Formado por uma equipa de investigação multidisciplinar, que inclui investigadores com diversas competências técnico-científicas, o objetivo principal do projeto é, justamente, o estudo científico do Cerro do Castelo de Alferce e do território circundante, mediante o rastreio das suas antigas ocupações humanas e análise dos respetivos vestígios.

O Cerro do Castelo de Alferce é um povoado fortificado que ocupa uma elevação rochosa com 487 metros de altitude máxima. O sítio arqueológico é composto por três recintos amuralhados não concêntricos, devendo realçar-se que o vulgarmente chamado Castelo de Alferce corresponde ao recinto fortificado superior.

Além da ocupação islâmica-omíada, dos séculos IX-XI d.C., este cerro encerra também vestígios arqueológicos de fases recentes da Pré-História, nomeadamente enquadráveis no Calcolítico e na Idade do Bronze, períodos que decorreram respetivamente no III e no II milénios a.C. Constata-se, assim, que este local foi ocupado por diferentes comunidades humanas e em distintos momentos civilizacionais.

 

Escavação da entrada para o recinto fortificado superior no Castelo de Alferce

Tendo em conta os resultados da campanha arqueológica realizada no Verão de 2020, pretende-se este ano continuar a investigar o espaço localizado entre os tramos de muralha oeste dos dois recintos fortificados existentes no topo do cerro.

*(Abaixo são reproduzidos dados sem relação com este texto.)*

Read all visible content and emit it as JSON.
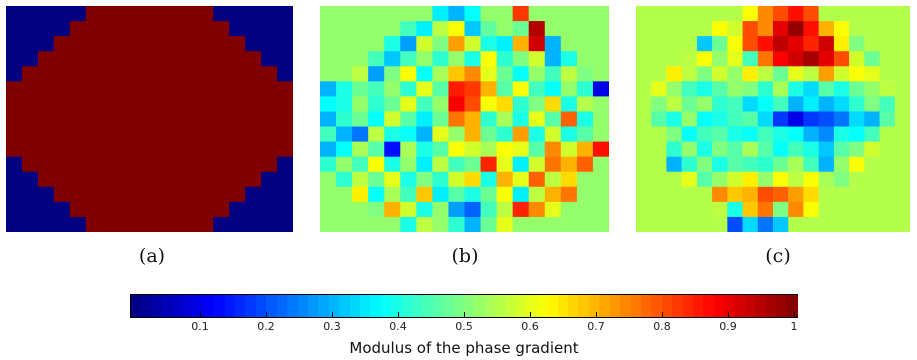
{
  "captions": {
    "a": "(a)",
    "b": "(b)",
    "c": "(c)"
  },
  "colorbar": {
    "label": "Modulus of the phase gradient",
    "ticks": [
      "0.1",
      "0.2",
      "0.3",
      "0.4",
      "0.5",
      "0.6",
      "0.7",
      "0.8",
      "0.9",
      "1"
    ],
    "tick_values": [
      0.1,
      0.2,
      0.3,
      0.4,
      0.5,
      0.6,
      0.7,
      0.8,
      0.9,
      1.0
    ],
    "range": [
      0,
      1
    ],
    "colormap": "jet"
  },
  "chart_data": [
    {
      "type": "heatmap",
      "panel": "a",
      "rows": 15,
      "cols": 18,
      "background_value": 0.0,
      "values": [
        [
          0.0,
          0.0,
          0.0,
          0.0,
          0.0,
          1.0,
          1.0,
          1.0,
          1.0,
          1.0,
          1.0,
          1.0,
          1.0,
          0.0,
          0.0,
          0.0,
          0.0,
          0.0
        ],
        [
          0.0,
          0.0,
          0.0,
          0.0,
          1.0,
          1.0,
          1.0,
          1.0,
          1.0,
          1.0,
          1.0,
          1.0,
          1.0,
          1.0,
          0.0,
          0.0,
          0.0,
          0.0
        ],
        [
          0.0,
          0.0,
          0.0,
          1.0,
          1.0,
          1.0,
          1.0,
          1.0,
          1.0,
          1.0,
          1.0,
          1.0,
          1.0,
          1.0,
          1.0,
          0.0,
          0.0,
          0.0
        ],
        [
          0.0,
          0.0,
          1.0,
          1.0,
          1.0,
          1.0,
          1.0,
          1.0,
          1.0,
          1.0,
          1.0,
          1.0,
          1.0,
          1.0,
          1.0,
          1.0,
          0.0,
          0.0
        ],
        [
          0.0,
          1.0,
          1.0,
          1.0,
          1.0,
          1.0,
          1.0,
          1.0,
          1.0,
          1.0,
          1.0,
          1.0,
          1.0,
          1.0,
          1.0,
          1.0,
          1.0,
          0.0
        ],
        [
          1.0,
          1.0,
          1.0,
          1.0,
          1.0,
          1.0,
          1.0,
          1.0,
          1.0,
          1.0,
          1.0,
          1.0,
          1.0,
          1.0,
          1.0,
          1.0,
          1.0,
          1.0
        ],
        [
          1.0,
          1.0,
          1.0,
          1.0,
          1.0,
          1.0,
          1.0,
          1.0,
          1.0,
          1.0,
          1.0,
          1.0,
          1.0,
          1.0,
          1.0,
          1.0,
          1.0,
          1.0
        ],
        [
          1.0,
          1.0,
          1.0,
          1.0,
          1.0,
          1.0,
          1.0,
          1.0,
          1.0,
          1.0,
          1.0,
          1.0,
          1.0,
          1.0,
          1.0,
          1.0,
          1.0,
          1.0
        ],
        [
          1.0,
          1.0,
          1.0,
          1.0,
          1.0,
          1.0,
          1.0,
          1.0,
          1.0,
          1.0,
          1.0,
          1.0,
          1.0,
          1.0,
          1.0,
          1.0,
          1.0,
          1.0
        ],
        [
          1.0,
          1.0,
          1.0,
          1.0,
          1.0,
          1.0,
          1.0,
          1.0,
          1.0,
          1.0,
          1.0,
          1.0,
          1.0,
          1.0,
          1.0,
          1.0,
          1.0,
          1.0
        ],
        [
          0.0,
          1.0,
          1.0,
          1.0,
          1.0,
          1.0,
          1.0,
          1.0,
          1.0,
          1.0,
          1.0,
          1.0,
          1.0,
          1.0,
          1.0,
          1.0,
          1.0,
          0.0
        ],
        [
          0.0,
          0.0,
          1.0,
          1.0,
          1.0,
          1.0,
          1.0,
          1.0,
          1.0,
          1.0,
          1.0,
          1.0,
          1.0,
          1.0,
          1.0,
          1.0,
          0.0,
          0.0
        ],
        [
          0.0,
          0.0,
          0.0,
          1.0,
          1.0,
          1.0,
          1.0,
          1.0,
          1.0,
          1.0,
          1.0,
          1.0,
          1.0,
          1.0,
          1.0,
          0.0,
          0.0,
          0.0
        ],
        [
          0.0,
          0.0,
          0.0,
          0.0,
          1.0,
          1.0,
          1.0,
          1.0,
          1.0,
          1.0,
          1.0,
          1.0,
          1.0,
          1.0,
          0.0,
          0.0,
          0.0,
          0.0
        ],
        [
          0.0,
          0.0,
          0.0,
          0.0,
          0.0,
          1.0,
          1.0,
          1.0,
          1.0,
          1.0,
          1.0,
          1.0,
          1.0,
          0.0,
          0.0,
          0.0,
          0.0,
          0.0
        ]
      ]
    },
    {
      "type": "heatmap",
      "panel": "b",
      "rows": 15,
      "cols": 18,
      "background_value": 0.52,
      "values": [
        [
          0.52,
          0.52,
          0.52,
          0.52,
          0.52,
          0.52,
          0.52,
          0.36,
          0.3,
          0.38,
          0.52,
          0.52,
          0.82,
          0.52,
          0.52,
          0.52,
          0.52,
          0.52
        ],
        [
          0.52,
          0.52,
          0.52,
          0.52,
          0.52,
          0.44,
          0.36,
          0.56,
          0.62,
          0.32,
          0.47,
          0.52,
          0.48,
          0.95,
          0.52,
          0.52,
          0.52,
          0.52
        ],
        [
          0.52,
          0.52,
          0.52,
          0.52,
          0.4,
          0.28,
          0.58,
          0.5,
          0.72,
          0.58,
          0.4,
          0.36,
          0.7,
          0.92,
          0.3,
          0.52,
          0.52,
          0.52
        ],
        [
          0.52,
          0.52,
          0.52,
          0.44,
          0.32,
          0.44,
          0.52,
          0.42,
          0.52,
          0.4,
          0.62,
          0.42,
          0.5,
          0.58,
          0.3,
          0.4,
          0.52,
          0.52
        ],
        [
          0.52,
          0.52,
          0.56,
          0.28,
          0.5,
          0.62,
          0.38,
          0.54,
          0.68,
          0.74,
          0.6,
          0.48,
          0.38,
          0.52,
          0.44,
          0.56,
          0.5,
          0.52
        ],
        [
          0.3,
          0.4,
          0.48,
          0.44,
          0.52,
          0.42,
          0.6,
          0.46,
          0.85,
          0.82,
          0.7,
          0.46,
          0.62,
          0.44,
          0.38,
          0.52,
          0.42,
          0.1
        ],
        [
          0.38,
          0.4,
          0.52,
          0.42,
          0.48,
          0.6,
          0.44,
          0.52,
          0.88,
          0.8,
          0.62,
          0.66,
          0.42,
          0.5,
          0.66,
          0.4,
          0.55,
          0.52
        ],
        [
          0.3,
          0.42,
          0.48,
          0.38,
          0.58,
          0.46,
          0.36,
          0.48,
          0.76,
          0.7,
          0.42,
          0.54,
          0.4,
          0.6,
          0.46,
          0.78,
          0.4,
          0.52
        ],
        [
          0.44,
          0.3,
          0.24,
          0.56,
          0.4,
          0.38,
          0.3,
          0.6,
          0.52,
          0.7,
          0.48,
          0.42,
          0.72,
          0.4,
          0.58,
          0.4,
          0.46,
          0.52
        ],
        [
          0.3,
          0.38,
          0.54,
          0.46,
          0.14,
          0.54,
          0.4,
          0.46,
          0.62,
          0.58,
          0.54,
          0.62,
          0.6,
          0.46,
          0.74,
          0.58,
          0.7,
          0.86
        ],
        [
          0.42,
          0.52,
          0.44,
          0.62,
          0.4,
          0.52,
          0.36,
          0.56,
          0.44,
          0.48,
          0.84,
          0.6,
          0.36,
          0.58,
          0.76,
          0.7,
          0.78,
          0.52
        ],
        [
          0.52,
          0.42,
          0.56,
          0.48,
          0.6,
          0.4,
          0.5,
          0.42,
          0.58,
          0.66,
          0.4,
          0.7,
          0.6,
          0.78,
          0.56,
          0.66,
          0.52,
          0.52
        ],
        [
          0.52,
          0.52,
          0.64,
          0.38,
          0.54,
          0.44,
          0.68,
          0.36,
          0.46,
          0.4,
          0.48,
          0.62,
          0.36,
          0.56,
          0.7,
          0.76,
          0.52,
          0.52
        ],
        [
          0.52,
          0.52,
          0.52,
          0.5,
          0.7,
          0.58,
          0.4,
          0.52,
          0.28,
          0.22,
          0.44,
          0.56,
          0.84,
          0.74,
          0.6,
          0.52,
          0.52,
          0.52
        ],
        [
          0.52,
          0.52,
          0.52,
          0.52,
          0.52,
          0.4,
          0.56,
          0.52,
          0.42,
          0.3,
          0.48,
          0.6,
          0.52,
          0.52,
          0.52,
          0.52,
          0.52,
          0.52
        ]
      ]
    },
    {
      "type": "heatmap",
      "panel": "c",
      "rows": 15,
      "cols": 18,
      "background_value": 0.55,
      "values": [
        [
          0.55,
          0.55,
          0.55,
          0.55,
          0.55,
          0.55,
          0.55,
          0.62,
          0.74,
          0.8,
          0.86,
          0.8,
          0.55,
          0.55,
          0.55,
          0.55,
          0.55,
          0.55
        ],
        [
          0.55,
          0.55,
          0.55,
          0.55,
          0.55,
          0.62,
          0.58,
          0.8,
          0.74,
          0.9,
          0.98,
          0.86,
          0.7,
          0.62,
          0.55,
          0.55,
          0.55,
          0.55
        ],
        [
          0.55,
          0.55,
          0.55,
          0.55,
          0.32,
          0.48,
          0.62,
          0.8,
          0.86,
          0.94,
          0.9,
          0.84,
          0.92,
          0.64,
          0.5,
          0.55,
          0.55,
          0.55
        ],
        [
          0.55,
          0.55,
          0.55,
          0.56,
          0.62,
          0.52,
          0.6,
          0.44,
          0.76,
          0.88,
          0.92,
          0.96,
          0.9,
          0.8,
          0.58,
          0.48,
          0.55,
          0.55
        ],
        [
          0.55,
          0.55,
          0.64,
          0.56,
          0.5,
          0.58,
          0.52,
          0.64,
          0.56,
          0.48,
          0.6,
          0.56,
          0.72,
          0.58,
          0.62,
          0.6,
          0.55,
          0.55
        ],
        [
          0.55,
          0.6,
          0.52,
          0.44,
          0.4,
          0.46,
          0.52,
          0.5,
          0.42,
          0.54,
          0.4,
          0.34,
          0.46,
          0.4,
          0.48,
          0.52,
          0.56,
          0.55
        ],
        [
          0.55,
          0.5,
          0.56,
          0.48,
          0.52,
          0.42,
          0.44,
          0.34,
          0.38,
          0.44,
          0.3,
          0.36,
          0.3,
          0.34,
          0.42,
          0.5,
          0.44,
          0.55
        ],
        [
          0.55,
          0.46,
          0.4,
          0.52,
          0.38,
          0.4,
          0.44,
          0.46,
          0.34,
          0.18,
          0.1,
          0.18,
          0.2,
          0.24,
          0.34,
          0.3,
          0.46,
          0.55
        ],
        [
          0.55,
          0.55,
          0.5,
          0.38,
          0.44,
          0.46,
          0.4,
          0.38,
          0.44,
          0.4,
          0.38,
          0.3,
          0.26,
          0.4,
          0.38,
          0.44,
          0.55,
          0.55
        ],
        [
          0.55,
          0.55,
          0.42,
          0.52,
          0.4,
          0.5,
          0.46,
          0.54,
          0.46,
          0.38,
          0.44,
          0.4,
          0.32,
          0.46,
          0.5,
          0.58,
          0.55,
          0.55
        ],
        [
          0.55,
          0.55,
          0.3,
          0.42,
          0.5,
          0.4,
          0.46,
          0.44,
          0.42,
          0.48,
          0.54,
          0.44,
          0.3,
          0.52,
          0.62,
          0.55,
          0.55,
          0.55
        ],
        [
          0.55,
          0.55,
          0.55,
          0.6,
          0.46,
          0.52,
          0.58,
          0.64,
          0.52,
          0.62,
          0.56,
          0.62,
          0.54,
          0.5,
          0.55,
          0.55,
          0.55,
          0.55
        ],
        [
          0.55,
          0.55,
          0.55,
          0.55,
          0.55,
          0.74,
          0.68,
          0.7,
          0.8,
          0.78,
          0.72,
          0.66,
          0.55,
          0.55,
          0.55,
          0.55,
          0.55,
          0.55
        ],
        [
          0.55,
          0.55,
          0.55,
          0.55,
          0.55,
          0.56,
          0.4,
          0.68,
          0.76,
          0.5,
          0.74,
          0.62,
          0.55,
          0.55,
          0.55,
          0.55,
          0.55,
          0.55
        ],
        [
          0.55,
          0.55,
          0.55,
          0.55,
          0.55,
          0.55,
          0.2,
          0.34,
          0.24,
          0.32,
          0.55,
          0.55,
          0.55,
          0.55,
          0.55,
          0.55,
          0.55,
          0.55
        ]
      ]
    }
  ]
}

Também se procederá à limpeza e ao registo de alguns segmentos amuralhados que integram os dois referidos recintos fortificados, bem como serão realizadas novas prospeções arqueológicas.

Além disso, intervencionar-se-á também o local de entrada para o recinto fortificado superior, e prevê-se ainda a concretização de uma sondagem arqueológica na designada “plataforma pré-histórica”.

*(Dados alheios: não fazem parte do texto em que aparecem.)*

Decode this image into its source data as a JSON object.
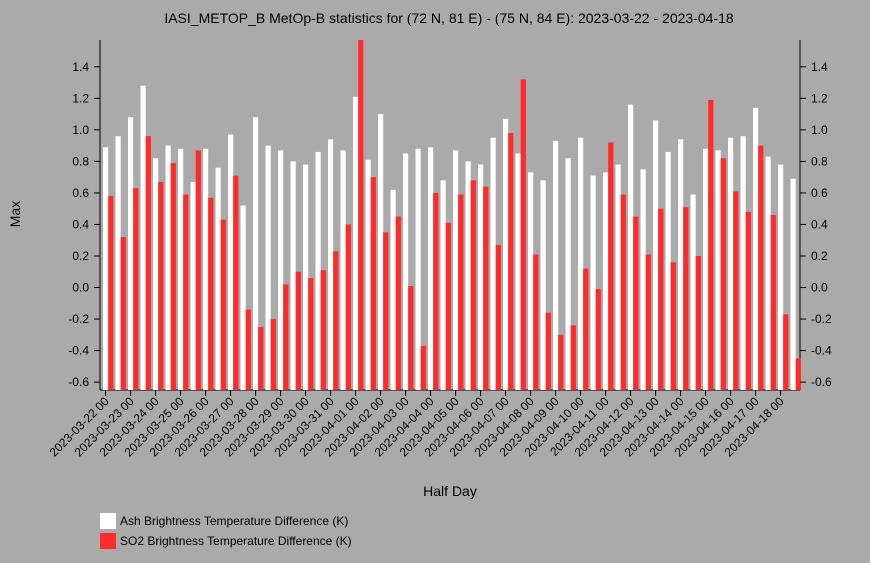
{
  "chart_data": {
    "type": "bar",
    "title": "IASI_METOP_B MetOp-B statistics for (72 N, 81 E) - (75 N, 84 E): 2023-03-22 - 2023-04-18",
    "xlabel": "Half Day",
    "ylabel": "Max",
    "ylim": [
      -0.65,
      1.57
    ],
    "y_ticks": [
      "-0.6",
      "-0.4",
      "-0.2",
      "0.0",
      "0.2",
      "0.4",
      "0.6",
      "0.8",
      "1.0",
      "1.2",
      "1.4"
    ],
    "x_tick_labels": [
      "2023-03-22 00",
      "2023-03-23 00",
      "2023-03-24 00",
      "2023-03-25 00",
      "2023-03-26 00",
      "2023-03-27 00",
      "2023-03-28 00",
      "2023-03-29 00",
      "2023-03-30 00",
      "2023-03-31 00",
      "2023-04-01 00",
      "2023-04-02 00",
      "2023-04-03 00",
      "2023-04-04 00",
      "2023-04-05 00",
      "2023-04-06 00",
      "2023-04-07 00",
      "2023-04-08 00",
      "2023-04-09 00",
      "2023-04-10 00",
      "2023-04-11 00",
      "2023-04-12 00",
      "2023-04-13 00",
      "2023-04-14 00",
      "2023-04-15 00",
      "2023-04-16 00",
      "2023-04-17 00",
      "2023-04-18 00"
    ],
    "grid": false,
    "legend_position": "bottom-left",
    "series": [
      {
        "name": "Ash Brightness Temperature Difference (K)",
        "color": "#ffffff",
        "values": [
          0.89,
          0.96,
          1.08,
          1.28,
          0.82,
          0.9,
          0.88,
          0.67,
          0.88,
          0.76,
          0.97,
          0.52,
          1.08,
          0.9,
          0.87,
          0.8,
          0.78,
          0.86,
          0.94,
          0.87,
          1.21,
          0.81,
          1.1,
          0.62,
          0.85,
          0.88,
          0.89,
          0.68,
          0.87,
          0.8,
          0.78,
          0.95,
          1.07,
          0.85,
          0.73,
          0.68,
          0.93,
          0.82,
          0.95,
          0.71,
          0.73,
          0.78,
          1.16,
          0.75,
          1.06,
          0.86,
          0.94,
          0.59,
          0.88,
          0.87,
          0.95,
          0.96,
          1.14,
          0.83,
          0.78,
          0.69
        ]
      },
      {
        "name": "SO2 Brightness Temperature Difference (K)",
        "color": "#ff2a2a",
        "values": [
          0.58,
          0.32,
          0.63,
          0.96,
          0.67,
          0.79,
          0.59,
          0.87,
          0.57,
          0.43,
          0.71,
          -0.14,
          -0.25,
          -0.2,
          0.02,
          0.1,
          0.06,
          0.11,
          0.23,
          0.4,
          1.57,
          0.7,
          0.35,
          0.45,
          0.01,
          -0.37,
          0.6,
          0.41,
          0.59,
          0.68,
          0.64,
          0.27,
          0.98,
          1.32,
          0.21,
          -0.16,
          -0.3,
          -0.24,
          0.12,
          -0.01,
          0.92,
          0.59,
          0.45,
          0.21,
          0.5,
          0.16,
          0.51,
          0.2,
          1.19,
          0.82,
          0.61,
          0.48,
          0.9,
          0.46,
          -0.17,
          -0.45
        ]
      }
    ]
  }
}
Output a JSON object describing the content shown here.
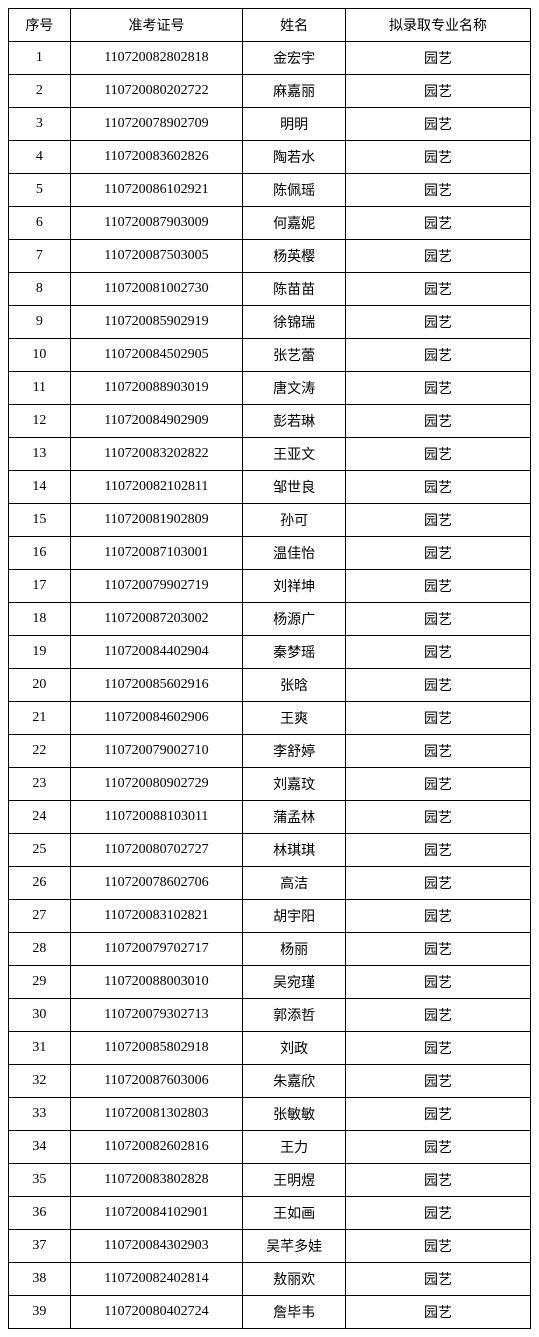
{
  "table": {
    "columns": [
      "序号",
      "准考证号",
      "姓名",
      "拟录取专业名称"
    ],
    "col_widths": [
      "60px",
      "168px",
      "100px",
      "180px"
    ],
    "rows": [
      [
        "1",
        "110720082802818",
        "金宏宇",
        "园艺"
      ],
      [
        "2",
        "110720080202722",
        "麻嘉丽",
        "园艺"
      ],
      [
        "3",
        "110720078902709",
        "明明",
        "园艺"
      ],
      [
        "4",
        "110720083602826",
        "陶若水",
        "园艺"
      ],
      [
        "5",
        "110720086102921",
        "陈佩瑶",
        "园艺"
      ],
      [
        "6",
        "110720087903009",
        "何嘉妮",
        "园艺"
      ],
      [
        "7",
        "110720087503005",
        "杨英樱",
        "园艺"
      ],
      [
        "8",
        "110720081002730",
        "陈苗苗",
        "园艺"
      ],
      [
        "9",
        "110720085902919",
        "徐锦瑞",
        "园艺"
      ],
      [
        "10",
        "110720084502905",
        "张艺蕾",
        "园艺"
      ],
      [
        "11",
        "110720088903019",
        "唐文涛",
        "园艺"
      ],
      [
        "12",
        "110720084902909",
        "彭若琳",
        "园艺"
      ],
      [
        "13",
        "110720083202822",
        "王亚文",
        "园艺"
      ],
      [
        "14",
        "110720082102811",
        "邹世良",
        "园艺"
      ],
      [
        "15",
        "110720081902809",
        "孙可",
        "园艺"
      ],
      [
        "16",
        "110720087103001",
        "温佳怡",
        "园艺"
      ],
      [
        "17",
        "110720079902719",
        "刘祥坤",
        "园艺"
      ],
      [
        "18",
        "110720087203002",
        "杨源广",
        "园艺"
      ],
      [
        "19",
        "110720084402904",
        "秦梦瑶",
        "园艺"
      ],
      [
        "20",
        "110720085602916",
        "张晗",
        "园艺"
      ],
      [
        "21",
        "110720084602906",
        "王爽",
        "园艺"
      ],
      [
        "22",
        "110720079002710",
        "李舒婷",
        "园艺"
      ],
      [
        "23",
        "110720080902729",
        "刘嘉玟",
        "园艺"
      ],
      [
        "24",
        "110720088103011",
        "蒲孟林",
        "园艺"
      ],
      [
        "25",
        "110720080702727",
        "林琪琪",
        "园艺"
      ],
      [
        "26",
        "110720078602706",
        "高洁",
        "园艺"
      ],
      [
        "27",
        "110720083102821",
        "胡宇阳",
        "园艺"
      ],
      [
        "28",
        "110720079702717",
        "杨丽",
        "园艺"
      ],
      [
        "29",
        "110720088003010",
        "吴宛瑾",
        "园艺"
      ],
      [
        "30",
        "110720079302713",
        "郭添哲",
        "园艺"
      ],
      [
        "31",
        "110720085802918",
        "刘政",
        "园艺"
      ],
      [
        "32",
        "110720087603006",
        "朱嘉欣",
        "园艺"
      ],
      [
        "33",
        "110720081302803",
        "张敏敏",
        "园艺"
      ],
      [
        "34",
        "110720082602816",
        "王力",
        "园艺"
      ],
      [
        "35",
        "110720083802828",
        "王明煜",
        "园艺"
      ],
      [
        "36",
        "110720084102901",
        "王如画",
        "园艺"
      ],
      [
        "37",
        "110720084302903",
        "吴芊多娃",
        "园艺"
      ],
      [
        "38",
        "110720082402814",
        "敖丽欢",
        "园艺"
      ],
      [
        "39",
        "110720080402724",
        "詹毕韦",
        "园艺"
      ]
    ],
    "border_color": "#000000",
    "background_color": "#ffffff",
    "font_size": 14,
    "text_color": "#000000"
  }
}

No seu conjunto, estes trabalhos de investigação arqueológica, que decorrerão até ao fim de Agosto, irão transformar profundamente o conhecimento do mais remoto passado monchiquense.

A sua importância objetiva suscitou já o interesse de várias outras entidades, nacionais e estrangeiras, em se associarem a estes projetos de investigação e na sua prossecução em diversas modalidades.

 

Aspeto do tramo de muralha no setor oeste do recinto fortificado superior do Castelo de Alferce

A Universidade de Gotemburgo, na Suécia, onde está a funcionar um projeto internacional de estudo do megalitismo, intitulado “Neolithic Seafaring and Maritime Technologies Shaped a New World of Megalithic Societies”, financiado pelo European Research Council da União Europeia, irá realizar diversas análises laboratoriais sobre os objetos a recuperar nas escavações dos túmulos pré-históricos, em colaboração com a universidade algarvia, e outras colaborações internacionais encontram-se neste momento a ser projetadas.

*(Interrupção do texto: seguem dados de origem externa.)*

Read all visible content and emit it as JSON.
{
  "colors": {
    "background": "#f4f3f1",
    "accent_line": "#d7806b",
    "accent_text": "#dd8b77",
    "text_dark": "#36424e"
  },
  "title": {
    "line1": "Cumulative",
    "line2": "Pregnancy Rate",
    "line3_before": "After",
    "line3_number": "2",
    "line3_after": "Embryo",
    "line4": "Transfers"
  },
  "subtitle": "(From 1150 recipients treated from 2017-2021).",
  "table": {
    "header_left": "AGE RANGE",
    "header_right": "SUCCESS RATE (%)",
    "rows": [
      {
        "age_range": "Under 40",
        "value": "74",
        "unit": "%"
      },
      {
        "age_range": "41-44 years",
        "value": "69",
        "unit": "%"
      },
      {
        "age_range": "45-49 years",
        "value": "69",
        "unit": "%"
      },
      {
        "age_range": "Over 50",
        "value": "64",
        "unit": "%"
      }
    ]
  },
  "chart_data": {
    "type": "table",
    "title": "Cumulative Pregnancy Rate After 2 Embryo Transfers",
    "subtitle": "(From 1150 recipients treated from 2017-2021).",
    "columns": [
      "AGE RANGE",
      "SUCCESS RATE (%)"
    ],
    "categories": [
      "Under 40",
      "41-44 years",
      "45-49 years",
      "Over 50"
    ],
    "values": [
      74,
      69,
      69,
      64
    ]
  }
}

Também a Archaeological Association of Algarve decidiu subvencionar estes trabalhos, apoiando diretamente as despesas relacionadas com a estadia dos numerosos colaboradores voluntários nestes trabalhos, que reúnem estudantes de todos os ciclos de ensino superior de universidades portuguesas, espanholas e suecas. Estes trabalhos constituem-se assim, na prática, como campos-escola que cumprem portanto também um importante papel formativo.

A autarquia, porém, não quer ver esse passado “confinado” ao meio científico. Para além do natural contacto entre os participantes e as populações locais, estão também previstas outras ações de divulgação junto dos munícipes.

Entre estas, terá lugar a realização de “dias abertos”. Isto é, dias em que qualquer interessado se pode deslocar às escavações e obter, de viva voz por parte dos responsáveis, os esclarecimento que desejar sobre estes sítios arqueológicos e a sua importância patrimonial e histórica.

Nas páginas do Sul Informação, continuarão também a publicar-se proximamente notícias sobre o andamento e resultados de todos estes trabalhos.